Behind the headlines

Do crash diets work?

Crash dieting

“Crash diets might not be so bad in beating fat after all”

- The Independent, 16 October 2014

The BHF’s view:

This research was widely reported, including in the Mail, Telegraph and Express. Example headlines included “Crash dieting more effective than gradual weight loss” and “Crash dieting is the best way to lose weight”.

There is a lot more to this research than the headlines suggest and the current advice to make achievable, long-term changes to your diet and activity levels still stands.

In the Australian study, 200 obese adults were randomly assigned to either a 12-week rapid weight loss programme on a very low calorie diet (based on three meal-replacement shakes each day) or a 36-week diet that reduced their daily intake by 500 calories. They were all aiming to lose at least 12.5 per cent of their body weight.

The people that achieved this in the time frame were then monitored for nearly three years (144 weeks) to see whether they put the weight back on. By the end, the results were very similar for both groups – the majority (71 per cent) of people had put the weight back on.

Not all the news coverage was accurate. The Express said: “Crash dieting is the best way to lose weight”, but the study did not prove this, and certainly not in terms of long-term outcomes. The Telegraph focused on the fact that more of the rapid dieters achieved their goal – but this was only after the initial period.

The research itself had some shortcomings. The study did not include people who smoked, had diabetes, or were severely obese, so it is hard to know whether the findings would apply to those people. Even a 36-week weight loss programme, which was the ‘gradual’ option, may be too rapid for some people.

One person in the crash diet group suffered from gallbladder inflammation and had to have this organ removed. This incident was cited as “probably related” to the crash diet. Crash diets can have a number of other downsides too, including muscle loss and missing out on essential nutrients, yet the study did not seem to monitor these factors.

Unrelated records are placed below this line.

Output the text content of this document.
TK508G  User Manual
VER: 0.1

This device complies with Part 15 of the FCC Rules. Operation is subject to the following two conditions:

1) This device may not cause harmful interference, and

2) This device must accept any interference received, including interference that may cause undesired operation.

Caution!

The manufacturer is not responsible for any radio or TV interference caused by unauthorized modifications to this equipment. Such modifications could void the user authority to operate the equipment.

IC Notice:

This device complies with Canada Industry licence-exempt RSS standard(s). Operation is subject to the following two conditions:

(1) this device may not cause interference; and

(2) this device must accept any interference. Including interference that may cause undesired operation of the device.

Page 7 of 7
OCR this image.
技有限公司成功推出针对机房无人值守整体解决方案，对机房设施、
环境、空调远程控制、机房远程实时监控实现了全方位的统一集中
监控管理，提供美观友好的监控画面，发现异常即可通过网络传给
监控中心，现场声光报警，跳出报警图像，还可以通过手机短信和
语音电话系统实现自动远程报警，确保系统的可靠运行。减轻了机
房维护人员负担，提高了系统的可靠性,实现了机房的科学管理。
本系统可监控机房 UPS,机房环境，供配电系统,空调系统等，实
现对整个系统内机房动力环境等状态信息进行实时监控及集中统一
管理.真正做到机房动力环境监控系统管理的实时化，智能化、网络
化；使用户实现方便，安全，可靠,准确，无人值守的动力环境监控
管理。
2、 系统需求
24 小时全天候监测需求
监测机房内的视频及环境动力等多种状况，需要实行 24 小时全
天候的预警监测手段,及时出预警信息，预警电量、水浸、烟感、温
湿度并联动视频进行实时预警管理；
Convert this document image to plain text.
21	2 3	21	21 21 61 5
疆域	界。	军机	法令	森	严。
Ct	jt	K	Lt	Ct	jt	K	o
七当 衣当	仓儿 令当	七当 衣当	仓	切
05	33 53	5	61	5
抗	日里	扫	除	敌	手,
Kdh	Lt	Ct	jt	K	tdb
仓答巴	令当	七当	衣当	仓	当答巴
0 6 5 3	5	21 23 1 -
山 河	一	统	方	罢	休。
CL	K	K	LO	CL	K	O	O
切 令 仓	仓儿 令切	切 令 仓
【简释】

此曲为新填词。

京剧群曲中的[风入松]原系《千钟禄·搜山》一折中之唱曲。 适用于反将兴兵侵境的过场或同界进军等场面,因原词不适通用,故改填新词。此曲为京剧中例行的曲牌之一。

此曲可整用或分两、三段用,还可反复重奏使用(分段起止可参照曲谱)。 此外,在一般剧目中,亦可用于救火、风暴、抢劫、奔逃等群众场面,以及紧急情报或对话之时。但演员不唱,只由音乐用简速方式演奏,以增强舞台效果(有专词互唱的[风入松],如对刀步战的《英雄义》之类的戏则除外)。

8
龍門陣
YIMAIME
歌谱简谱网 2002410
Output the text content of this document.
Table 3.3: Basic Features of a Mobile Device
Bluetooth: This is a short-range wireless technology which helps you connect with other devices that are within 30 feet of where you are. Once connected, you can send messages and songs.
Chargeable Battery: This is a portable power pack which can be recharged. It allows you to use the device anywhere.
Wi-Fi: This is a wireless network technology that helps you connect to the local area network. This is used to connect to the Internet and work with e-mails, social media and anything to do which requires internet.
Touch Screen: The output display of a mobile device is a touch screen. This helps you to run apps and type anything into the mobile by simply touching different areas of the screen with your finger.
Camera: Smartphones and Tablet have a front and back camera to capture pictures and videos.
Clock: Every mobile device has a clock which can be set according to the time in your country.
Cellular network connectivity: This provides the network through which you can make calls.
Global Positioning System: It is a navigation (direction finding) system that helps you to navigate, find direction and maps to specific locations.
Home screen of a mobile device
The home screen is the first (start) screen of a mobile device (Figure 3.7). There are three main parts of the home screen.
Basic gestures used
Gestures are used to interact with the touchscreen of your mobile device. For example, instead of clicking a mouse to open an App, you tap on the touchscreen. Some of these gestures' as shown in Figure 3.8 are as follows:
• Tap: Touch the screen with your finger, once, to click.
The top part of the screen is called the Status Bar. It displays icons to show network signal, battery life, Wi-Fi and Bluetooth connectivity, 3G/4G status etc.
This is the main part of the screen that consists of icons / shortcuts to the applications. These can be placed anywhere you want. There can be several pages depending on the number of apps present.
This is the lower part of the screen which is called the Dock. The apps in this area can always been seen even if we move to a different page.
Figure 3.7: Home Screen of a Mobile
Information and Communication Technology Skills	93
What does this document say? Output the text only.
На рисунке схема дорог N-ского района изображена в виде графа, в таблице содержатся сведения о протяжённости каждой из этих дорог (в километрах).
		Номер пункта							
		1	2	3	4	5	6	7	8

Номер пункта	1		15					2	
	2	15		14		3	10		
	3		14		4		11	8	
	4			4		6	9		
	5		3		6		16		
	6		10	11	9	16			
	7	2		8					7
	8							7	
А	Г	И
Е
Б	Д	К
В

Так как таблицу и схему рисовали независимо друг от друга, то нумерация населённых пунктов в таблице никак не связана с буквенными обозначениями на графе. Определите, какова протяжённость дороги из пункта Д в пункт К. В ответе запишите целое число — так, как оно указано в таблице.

The research also didn’t look at the ways that physical activity can help with weight loss. Only about half of people achieved the 12.5 per cent weight loss and also stayed in the study for the follow-up period (61 people in the rapid group, and 43 in the gradual group).

A larger study might have yielded different results. Victoria Taylor, our Senior Dietitian, said: “Quick fixes can be appealing when it comes to weight loss. Changing eating habits and lifestyles can be a challenge and take time, but it’s important to consider long-term health as well as your weight.

That’s why we encourage people to forget fads and instead recommend a sustainable approach to weight loss. Making small, achievable changes to diet and activity levels can make a long-term difference and means you get a good balance of nutrients.”